Suppose you use 2 μl of template in your barcode amplification PCR, that is 1000 parasites that make it to the PCR. Now suppose you have 20 different barcodes represented in this sample. In an idealised situation where those barcodes are equally abundant you would have 50 barcodes for each of them. In practice however, there is probably quite a range of abundances, perhaps with some barcodes ten times as common as others. So there could easily be barcodes for which we expect only 5 copies to be present in the template.
Of course although we “expect” 5, the process of sampling is essentially a binomial distribution and so we could easily by chance end up with 4, or 6, or 3, or 2. (This is the same sort of uncertainty that one gets in opinion polls with small sample sizes). If in one timepoint by chance one has 2 barcodes, and in the next by chance one has 6, that appears to be a three-fold change which might actually not be meaningful at all.

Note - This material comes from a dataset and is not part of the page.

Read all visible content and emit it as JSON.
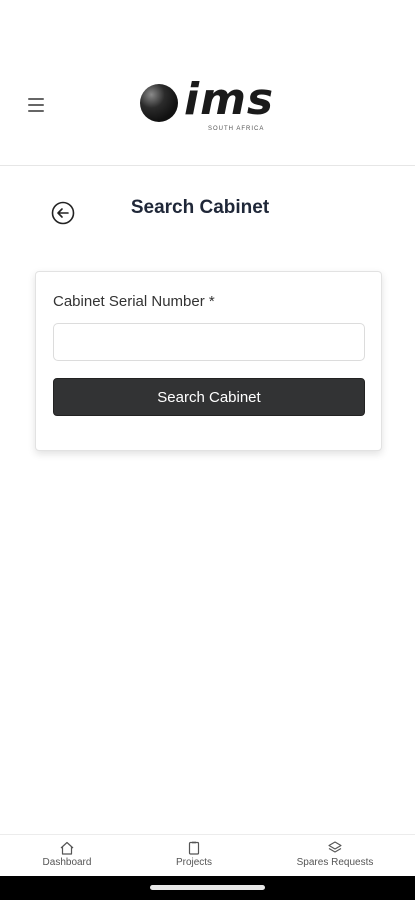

If one is able to boost the number of barcodes that get into the sample, for instance by extracting into say 10 μl and still loading 2 μl (a twenty-fold boost), one can get a much better signal-to-noise ratio.
Tip 2: always perform technical duplicate PCRs
We’ve seen above that random sampling can potentially create uncertainty in your measurements. One issue is that with a single PCR from each sample, you won’t actually be aware of these uncertainties! You’ll just have some numbers for barcodes present in each sample.
This is easy to fix by performing technical duplicate PCRs for each sample (N.B. you can probably do even better with UMI approaches, but I haven’t yet). You may worry that duplicates aren’t enough to quantify uncertainty and that you need triplicates or more, but because you have so many pairwise comparisons in each sample (one for each barcode), you can improve the estimate of uncertainty for a particular barcode by taking a rolling average with other barcodes of similar abundance. And fundamentally with a scatter-plot you can get a good sense of whether a particular sample has failed. The duplicates hugely add to your ability to interpret your data.
This approach lets you quantify the sampling-induced uncertainty for each measurement, and you can then propagate that uncertainty through to all downstream steps where you calculate downstream values of interest based on these measurements.